20.5.13

Klezmer en zo

Klezmermuziek moet ik voor de eerste keer voor de oorlog gehoord hebben op de 78-toerenplaten van mijn vader, in 1978 maakte ik met diezelfde platen een radioprogramma en nog steeds heb ik een zwak voor de klanken, al is de muziek door sommige vaderlandse orkestjes versimpeld tot een vervelend soort dixielandmuziek, met "Di mame is gegangen" als obligate hit in plaats van "When the saints". Klezmer- is net als dixielandmuziek revivalmuziek, het is als het ware een herhaling van wat jaren geleden werd uitgedacht en gespeeld, alleen stonden in plaats van King Oliver en Bix Beiderbecke - ik noem maar een paar namen - Abe Schwartz (foto) en Naftule Brandwein in de opnamestudio. Niemand heeft gelukkig de behoefte de luisteraar dixielandmuziek uit te leggen, helaas is dat met klezmermuziek volslagen anders, elk onbenullig klezmerrevivalorkest schijnt het noodzakelijk te vinden om uit te leggen wat klezmermuziek is en dat leidt tot immense lulkoekerij of beter tot matze met ham: treife ongein, die maar geen einde neemt.

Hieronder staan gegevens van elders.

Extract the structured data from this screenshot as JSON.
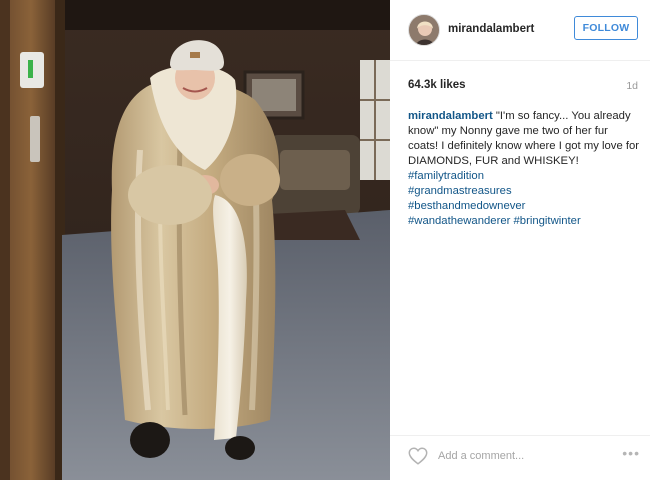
{
  "post": {
    "username": "mirandalambert",
    "follow_label": "FOLLOW",
    "likes": "64.3k likes",
    "time_ago": "1d",
    "caption_text": "\"I'm so fancy... You already know\" my Nonny gave me two of her fur coats! I definitely know where I got my love for DIAMONDS, FUR and WHISKEY!",
    "hashtags": [
      "#familytradition",
      "#grandmastreasures",
      "#besthandmedownever",
      "#wandathewanderer",
      "#bringitwinter"
    ],
    "comment_placeholder": "Add a comment...",
    "more_label": "•••"
  },
  "colors": {
    "link": "#125688",
    "follow": "#3f8ad9"
  },
  "icons": {
    "like": "heart-outline-icon",
    "more": "more-options-icon"
  }
}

Net zoals jazz heeft ook klezmermuziek zich verder ontwikkeld, dat is de meeste vaderlandse bandjes - bijna altijd met een jiddisje naam, al kunnen ze perenkugel niet van boterkoek onderscheiden - volledig ontgaan. Je mag toch verwachten dat ze in ieder geval Frank London volgen, maar nee, bij elk concertaankondiging keutelen ze over shtetls in Oosteuropa van anderhalve eeuw geleden. Er komt een enorme hoeveel muziek uit joods Amerika, om te beginen is hier het Yeshiva Boys Choir,  een koor dat voor de bas- en drumgeluiden een vocaal virtuoos heeft ingehuurd met "Amein", gevolgd door het Mezamrim Choir - een kwartet - met "Lashem Haaretz Umloah" (De wereld behoort God). Arik Einstein - al jaren een Israelisch popidool - laat zien en horen dat veel van de joodse muziek (dus ook de klezmermuziek) behoort tot een leencultuur, je zou zweren dat zijn nummer in Griekenland werd opgenomen.